Боже, всемогущий Боже, если ты меня слышишь... Сделай так, чтобы Кон принял мой спектакль. Ты же видишь, Господи, он хорош. Он не хуже дегтяревского, нет, он лучше. Я не могу молиться Кону – он плевал на мои молитвы, он верит только в то, что видит... Но ты, Господи, ты ведь поможешь мне?
Во всем темном доме горело одно только окно. Окно их с мамой маленькой кухни.

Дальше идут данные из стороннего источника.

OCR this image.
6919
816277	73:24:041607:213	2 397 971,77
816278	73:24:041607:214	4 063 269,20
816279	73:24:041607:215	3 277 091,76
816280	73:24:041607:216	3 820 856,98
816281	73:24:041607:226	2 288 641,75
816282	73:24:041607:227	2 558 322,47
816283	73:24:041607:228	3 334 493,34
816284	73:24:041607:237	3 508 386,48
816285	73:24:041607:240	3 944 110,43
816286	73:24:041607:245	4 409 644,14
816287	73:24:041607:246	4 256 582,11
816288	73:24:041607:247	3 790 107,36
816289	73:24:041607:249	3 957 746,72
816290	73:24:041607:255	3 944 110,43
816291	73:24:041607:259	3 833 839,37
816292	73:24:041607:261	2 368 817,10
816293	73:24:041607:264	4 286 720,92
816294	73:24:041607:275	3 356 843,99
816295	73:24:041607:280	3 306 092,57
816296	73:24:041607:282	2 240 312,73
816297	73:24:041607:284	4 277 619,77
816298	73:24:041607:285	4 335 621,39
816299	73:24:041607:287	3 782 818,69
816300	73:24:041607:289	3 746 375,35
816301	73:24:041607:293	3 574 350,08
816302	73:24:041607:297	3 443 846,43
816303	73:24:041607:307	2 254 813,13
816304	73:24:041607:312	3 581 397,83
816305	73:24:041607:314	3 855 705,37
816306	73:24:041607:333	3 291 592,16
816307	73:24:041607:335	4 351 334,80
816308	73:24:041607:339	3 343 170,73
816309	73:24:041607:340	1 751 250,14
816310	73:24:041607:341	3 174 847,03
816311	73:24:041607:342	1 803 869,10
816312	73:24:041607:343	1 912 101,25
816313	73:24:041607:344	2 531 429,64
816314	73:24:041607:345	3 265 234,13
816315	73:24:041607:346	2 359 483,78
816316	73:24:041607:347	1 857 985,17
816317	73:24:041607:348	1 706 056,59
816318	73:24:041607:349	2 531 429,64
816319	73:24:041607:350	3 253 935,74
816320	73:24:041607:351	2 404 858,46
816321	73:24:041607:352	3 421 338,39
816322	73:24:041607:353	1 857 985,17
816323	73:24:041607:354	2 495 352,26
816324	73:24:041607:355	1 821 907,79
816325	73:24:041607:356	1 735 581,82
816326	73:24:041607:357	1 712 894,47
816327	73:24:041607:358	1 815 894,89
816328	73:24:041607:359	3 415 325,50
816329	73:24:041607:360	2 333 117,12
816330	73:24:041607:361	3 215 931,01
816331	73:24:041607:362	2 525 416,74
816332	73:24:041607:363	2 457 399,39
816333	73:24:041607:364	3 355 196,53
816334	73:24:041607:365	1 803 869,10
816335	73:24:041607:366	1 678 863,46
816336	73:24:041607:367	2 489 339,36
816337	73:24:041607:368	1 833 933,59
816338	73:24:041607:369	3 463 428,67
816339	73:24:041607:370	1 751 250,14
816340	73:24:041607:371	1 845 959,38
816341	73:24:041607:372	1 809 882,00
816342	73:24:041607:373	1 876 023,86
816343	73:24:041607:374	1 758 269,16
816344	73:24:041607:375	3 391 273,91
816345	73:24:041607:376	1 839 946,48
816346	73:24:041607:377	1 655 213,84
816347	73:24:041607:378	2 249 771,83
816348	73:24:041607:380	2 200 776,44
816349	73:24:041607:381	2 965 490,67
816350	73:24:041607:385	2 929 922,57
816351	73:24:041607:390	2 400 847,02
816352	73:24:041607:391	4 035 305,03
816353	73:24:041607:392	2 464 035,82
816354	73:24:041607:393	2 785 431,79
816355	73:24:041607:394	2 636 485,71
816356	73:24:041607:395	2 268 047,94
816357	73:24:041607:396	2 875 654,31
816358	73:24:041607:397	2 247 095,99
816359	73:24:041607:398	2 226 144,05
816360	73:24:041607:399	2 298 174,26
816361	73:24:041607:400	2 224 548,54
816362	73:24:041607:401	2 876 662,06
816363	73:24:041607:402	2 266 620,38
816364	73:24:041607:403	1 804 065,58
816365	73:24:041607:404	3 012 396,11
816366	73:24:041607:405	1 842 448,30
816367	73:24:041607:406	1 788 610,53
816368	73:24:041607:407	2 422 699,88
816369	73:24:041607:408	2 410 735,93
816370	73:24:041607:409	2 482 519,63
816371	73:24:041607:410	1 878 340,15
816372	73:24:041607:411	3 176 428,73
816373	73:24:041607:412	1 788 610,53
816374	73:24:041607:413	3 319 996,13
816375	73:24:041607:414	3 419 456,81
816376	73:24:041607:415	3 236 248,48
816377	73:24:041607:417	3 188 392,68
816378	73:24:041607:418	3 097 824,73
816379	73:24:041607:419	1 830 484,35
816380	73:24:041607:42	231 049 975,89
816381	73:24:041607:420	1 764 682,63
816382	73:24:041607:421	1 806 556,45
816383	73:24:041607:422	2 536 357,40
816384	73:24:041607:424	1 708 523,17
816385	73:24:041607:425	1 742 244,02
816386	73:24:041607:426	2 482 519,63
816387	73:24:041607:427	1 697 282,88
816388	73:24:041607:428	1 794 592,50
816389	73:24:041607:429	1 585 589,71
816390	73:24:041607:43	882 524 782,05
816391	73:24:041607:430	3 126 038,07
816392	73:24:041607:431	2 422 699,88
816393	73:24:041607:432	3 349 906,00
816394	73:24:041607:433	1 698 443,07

– Тим, можно тебя на пару слов?
Счетчик неприятностей в душе Тимура щелкнул, не дожидаясь, пока Вита объяснится. Они остановились перед дверью туалета; Вита нервно пощелкала зажигалкой:
– Сигареты есть?
Тимур, не слова ни говоря, вытащил из кармана початую пачку.
– Меня грозят выгнать из института, – сказала Вита, закуривая.
– За что?
– На восемнадцатое назначили дипломный спектакль. У меня там роль – сам знаешь, на три копейки, «кушать подано»... Но куда там. Не подступись. Или я играю восемнадцатого, или меня вышибают без права восстановления. Ну, как?
Тимур молчал.
Вчерашняя «Комедия характеров» еще жила в нем. Смехом зала, напряженной тишиной, подступающим к горлу комом. Отзвуком аплодисментов.
– Вит... После восемнадцатого... На кой черт тебе эти корочки? Сколько ходит людей с дипломами, ни на что не годных, никому не нужных... Ну, напишут тебе в корочках – «Актриса». И что, ты с ним на сцену вылезешь, с дипломом? Зрителю покажешь? Чтобы он поверил?
Вита молчала. Сигарета тлела в ее руке, пепел падал прямо на пол.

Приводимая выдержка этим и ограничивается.